15.2 Notwithstanding the foregoing, the Registrant may modify this appointment from time to time in order to comply with applicable laws and terms and conditions set forth by ICANN and/or the Registry and Domain Provider(s). Any revisions or modifications to this appointment shall be effective thirty (30) days after the initial date of posting such revisions or modifications on the Registrar’s website and such amendments shall be binding upon the Registrant.
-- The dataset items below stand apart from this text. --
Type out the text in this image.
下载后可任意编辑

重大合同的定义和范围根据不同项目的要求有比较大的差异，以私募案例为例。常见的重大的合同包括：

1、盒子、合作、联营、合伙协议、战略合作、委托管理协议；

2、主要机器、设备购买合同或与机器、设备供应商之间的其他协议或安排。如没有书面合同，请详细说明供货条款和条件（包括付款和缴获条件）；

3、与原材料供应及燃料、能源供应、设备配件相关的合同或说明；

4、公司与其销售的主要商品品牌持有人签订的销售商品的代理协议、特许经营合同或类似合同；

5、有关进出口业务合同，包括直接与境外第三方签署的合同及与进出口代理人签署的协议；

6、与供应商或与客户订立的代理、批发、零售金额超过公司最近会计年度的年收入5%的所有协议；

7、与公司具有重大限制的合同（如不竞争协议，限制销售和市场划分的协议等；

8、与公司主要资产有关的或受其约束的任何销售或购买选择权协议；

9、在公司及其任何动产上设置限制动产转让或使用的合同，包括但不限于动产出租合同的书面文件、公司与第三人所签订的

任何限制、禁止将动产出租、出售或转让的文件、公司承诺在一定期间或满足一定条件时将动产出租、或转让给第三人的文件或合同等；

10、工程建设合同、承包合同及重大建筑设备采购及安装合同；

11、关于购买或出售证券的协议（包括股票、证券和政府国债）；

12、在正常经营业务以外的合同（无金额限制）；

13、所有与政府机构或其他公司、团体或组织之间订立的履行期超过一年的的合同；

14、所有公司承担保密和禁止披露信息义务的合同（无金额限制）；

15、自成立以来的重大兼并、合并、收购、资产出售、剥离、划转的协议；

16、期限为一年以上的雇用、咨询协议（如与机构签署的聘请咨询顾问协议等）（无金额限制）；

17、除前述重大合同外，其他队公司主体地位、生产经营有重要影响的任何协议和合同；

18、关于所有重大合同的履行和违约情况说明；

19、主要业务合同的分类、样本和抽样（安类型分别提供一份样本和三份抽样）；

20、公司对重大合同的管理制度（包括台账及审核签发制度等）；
16.1 Any written legal notice to be served on the other Party under the terms of this Appointment may be delivered by the following modes and shall be deemed to have been delivered:-
- if sent by hand to the address hereinabove stated, upon acknowledgement of receipt thereof;
- if sent by prepaid recorded delivery (registered post, courier, etc.) to the address hereinabove stated, within two (2) days of dispatch;
- if sent by facsimile to the following fax numbers of the other Party, upon successful completion of transmission as evidenced by a transmission report generated by the transmitting equipment; or
- if sent by email to the Registrant contact, upon successfully sent without bounce back and received confirmation of the email being read
16.3 The Parties hereto shall as soon as possible give notice to the other Party of any change in their respective principal places of business, and telephone or facsimile numbers.
17.1 The failure of the Registrant or NSSSB to enforce any one or more of the terms or conditions of this Appointment at any time or for any period shall not be deemed to be a waiver of the right to subsequently enforce all or any of the terms and conditions of this Appointment.
17.2 Any right or remedy to which either Party is or may become entitled to under this Appointment may be enforced from time to time separately or concurrently with any right or remedy existing under this Appointment or as hereafter provided for or arising by operation of law so that such rights and remedies are not exclusive of the others but cumulative.
17.3 This Appointment contains the entire agreement between the Parties with respect to its subject matter and supersedes all prior arrangements between the Parties whether written or oral.
17.4 This Appointment shall be governed by and construed in all respects in accordance with the laws of Malaysia and Parties agreed to submit to the exclusive jurisdiction of the courts of Kota Kinabalu, Sabah, Malaysia.